LVPC Column: Plan Submitted for 2.6-Million-Square-Foot Data Center at Former Air Products Site

Gollfuss waterfall in Iceland. A plan to put a hydroelectric plant here was defeated, but the small island nation has plenty of cheap energy for data centers. The Lehigh Valley is not so blessed. Photograph: Jeff Ward

Nov. 10, 2025

— Jeff Ward, Lehigh Valley News Briefs

A 2.6 million square-foot data center is planned for the former Air Products headquarters, according to a column published Sunday.

That’s about 60 acres, not counting parking, access roads and the rest. Roughly the area of 60 football fields, or slightly larger than Housenick park in Bethlehem Township.

In the Morning Call column, Lehigh Valley Planning Commission Executive Director Becky Bradley dropped this data bomb:

“The region already has a few small data centers, and we are aware that several developers are actively marketing the region for more. We also have an active development plan for a 2.6 million square foot data mega center on the former Air Products headquarters site in Upper Macungie,” Bradley wrote.

There was an earlier plan for Prologis to build warehouses at the site, but that fell through.

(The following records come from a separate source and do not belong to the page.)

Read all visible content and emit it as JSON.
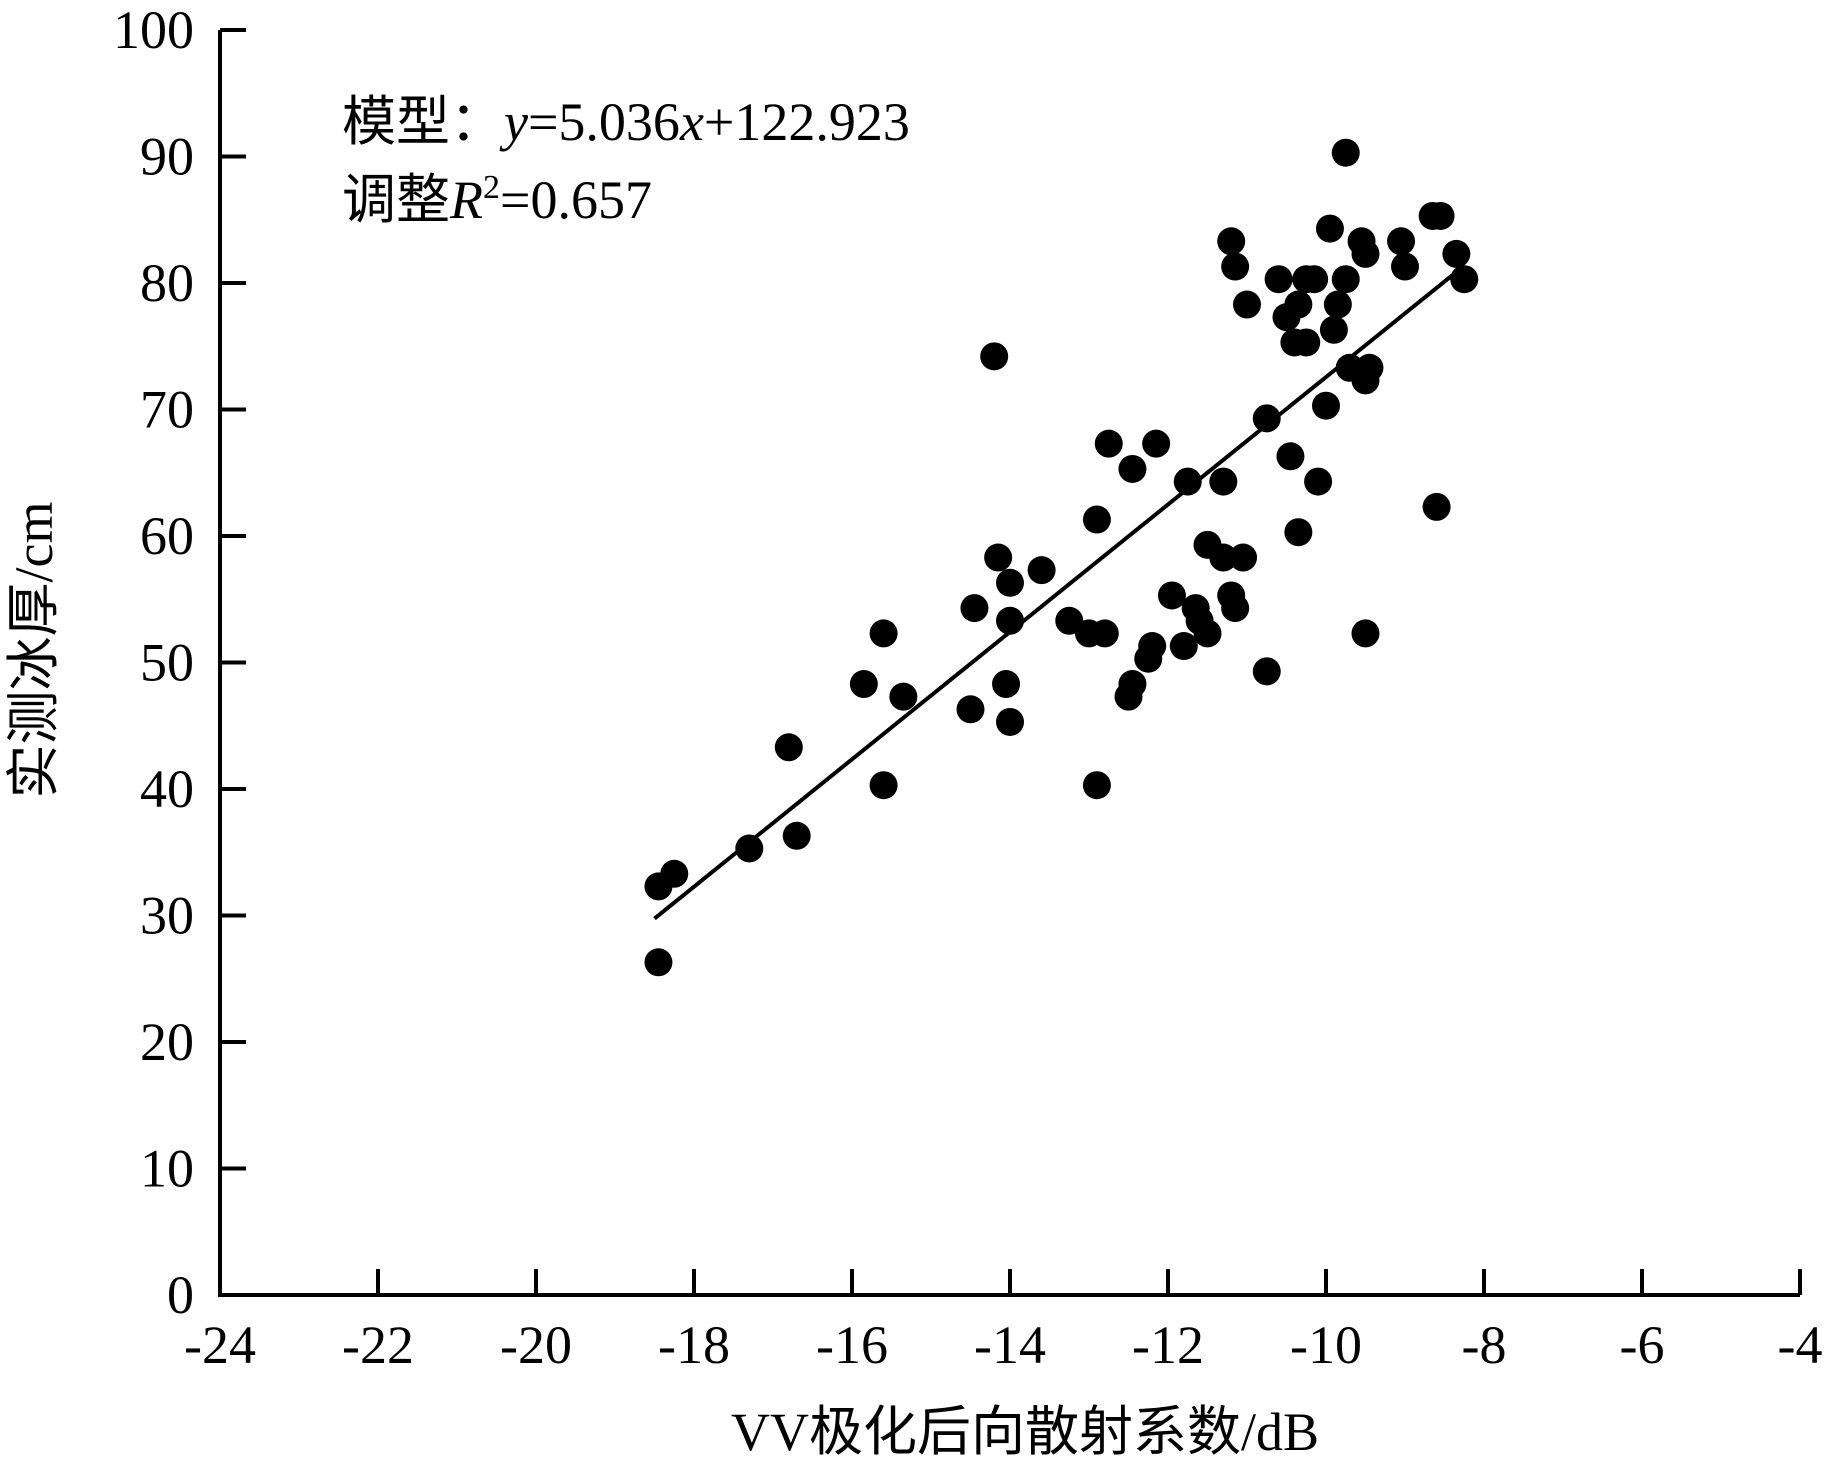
{
  "chart_data": {
    "type": "scatter",
    "xlabel": "VV极化后向散射系数/dB",
    "ylabel": "实测冰厚/cm",
    "xlim": [
      -24,
      -4
    ],
    "ylim": [
      0,
      100
    ],
    "x_ticks": [
      "-24",
      "-22",
      "-20",
      "-18",
      "-16",
      "-14",
      "-12",
      "-10",
      "-8",
      "-6",
      "-4"
    ],
    "y_ticks": [
      "0",
      "10",
      "20",
      "30",
      "40",
      "50",
      "60",
      "70",
      "80",
      "90",
      "100"
    ],
    "grid": false,
    "annotations": {
      "model_prefix": "模型：",
      "model_y": "y",
      "model_mid": "=5.036",
      "model_x": "x",
      "model_suffix": "+122.923",
      "r2_prefix": "调整",
      "r2_R": "R",
      "r2_sup": "2",
      "r2_suffix": "=0.657"
    },
    "fit_line": {
      "slope": 5.036,
      "intercept": 122.923,
      "x_range": [
        -18.5,
        -8.4
      ]
    },
    "points": [
      [
        -18.45,
        32.3
      ],
      [
        -18.25,
        33.3
      ],
      [
        -18.45,
        26.3
      ],
      [
        -17.3,
        35.3
      ],
      [
        -16.8,
        43.3
      ],
      [
        -16.7,
        36.3
      ],
      [
        -15.85,
        48.3
      ],
      [
        -15.6,
        52.3
      ],
      [
        -15.6,
        40.3
      ],
      [
        -15.35,
        47.3
      ],
      [
        -14.5,
        46.3
      ],
      [
        -14.45,
        54.3
      ],
      [
        -14.2,
        74.2
      ],
      [
        -14.15,
        58.3
      ],
      [
        -14.05,
        48.3
      ],
      [
        -14.0,
        56.3
      ],
      [
        -14.0,
        53.3
      ],
      [
        -14.0,
        45.3
      ],
      [
        -13.6,
        57.3
      ],
      [
        -13.25,
        53.3
      ],
      [
        -13.0,
        52.3
      ],
      [
        -12.9,
        61.3
      ],
      [
        -12.9,
        40.3
      ],
      [
        -12.8,
        52.3
      ],
      [
        -12.75,
        67.3
      ],
      [
        -12.45,
        65.3
      ],
      [
        -12.5,
        47.3
      ],
      [
        -12.45,
        48.3
      ],
      [
        -12.25,
        50.3
      ],
      [
        -12.2,
        51.3
      ],
      [
        -12.15,
        67.3
      ],
      [
        -11.95,
        55.3
      ],
      [
        -11.8,
        51.3
      ],
      [
        -11.75,
        64.3
      ],
      [
        -11.65,
        54.3
      ],
      [
        -11.6,
        53.3
      ],
      [
        -11.5,
        52.3
      ],
      [
        -11.5,
        59.3
      ],
      [
        -11.3,
        64.3
      ],
      [
        -11.3,
        58.3
      ],
      [
        -11.2,
        55.3
      ],
      [
        -11.15,
        54.3
      ],
      [
        -11.2,
        83.3
      ],
      [
        -11.15,
        81.3
      ],
      [
        -11.05,
        58.3
      ],
      [
        -11.0,
        78.3
      ],
      [
        -10.75,
        69.3
      ],
      [
        -10.75,
        49.3
      ],
      [
        -10.6,
        80.3
      ],
      [
        -10.5,
        77.3
      ],
      [
        -10.45,
        66.3
      ],
      [
        -10.4,
        75.3
      ],
      [
        -10.35,
        78.3
      ],
      [
        -10.35,
        60.3
      ],
      [
        -10.25,
        75.3
      ],
      [
        -10.25,
        80.3
      ],
      [
        -10.15,
        80.3
      ],
      [
        -10.1,
        64.3
      ],
      [
        -10.0,
        70.3
      ],
      [
        -9.95,
        84.3
      ],
      [
        -9.9,
        76.3
      ],
      [
        -9.85,
        78.3
      ],
      [
        -9.75,
        80.3
      ],
      [
        -9.7,
        73.3
      ],
      [
        -9.75,
        90.3
      ],
      [
        -9.55,
        83.3
      ],
      [
        -9.5,
        82.3
      ],
      [
        -9.5,
        72.3
      ],
      [
        -9.45,
        73.3
      ],
      [
        -9.5,
        52.3
      ],
      [
        -9.05,
        83.3
      ],
      [
        -9.0,
        81.3
      ],
      [
        -8.65,
        85.3
      ],
      [
        -8.55,
        85.3
      ],
      [
        -8.6,
        62.3
      ],
      [
        -8.35,
        82.3
      ],
      [
        -8.25,
        80.3
      ]
    ]
  }
}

Thanks to former Morning Call reporter Debbie Garlicki, who read all the way to the 14th paragraph to find the Upper Macungie item and posted the information on Facebook.

Data centers are immense warehouses that hold computer servers. They consume immense amounts of electricity and need a lot of water. A single big center can use as much power as 500,000 homes, Bradley wrote.

There is no surprise that data centers would be built here. PPL Corp. Chief Executive Vincent Sorgi has acknowledged talks with companies that use data centers. They are essential for Big Technology and Artificial Intelligence, and companies such as Amazon, Google, Apple and the like need them.

At the same time, they raise issues for residents: Will the cost of electricity go up? Maybe the price of water? Do data centers provide many jobs per acre, and will they create a low-level noise 24 hours per day, the sound of thousands of computer servers churning out data?

I was in Iceland recently, which houses many data centers because electricity from geothermal energy and water power is cheap. That’s not the case here.

Bradley says the rise of data centers shows how planning for growth requires constant adaptation.

For Upper Macungie residents, the real issue is: what comes next?

— Disclosure: I own shares in PPL, Amazon, Google and Apple.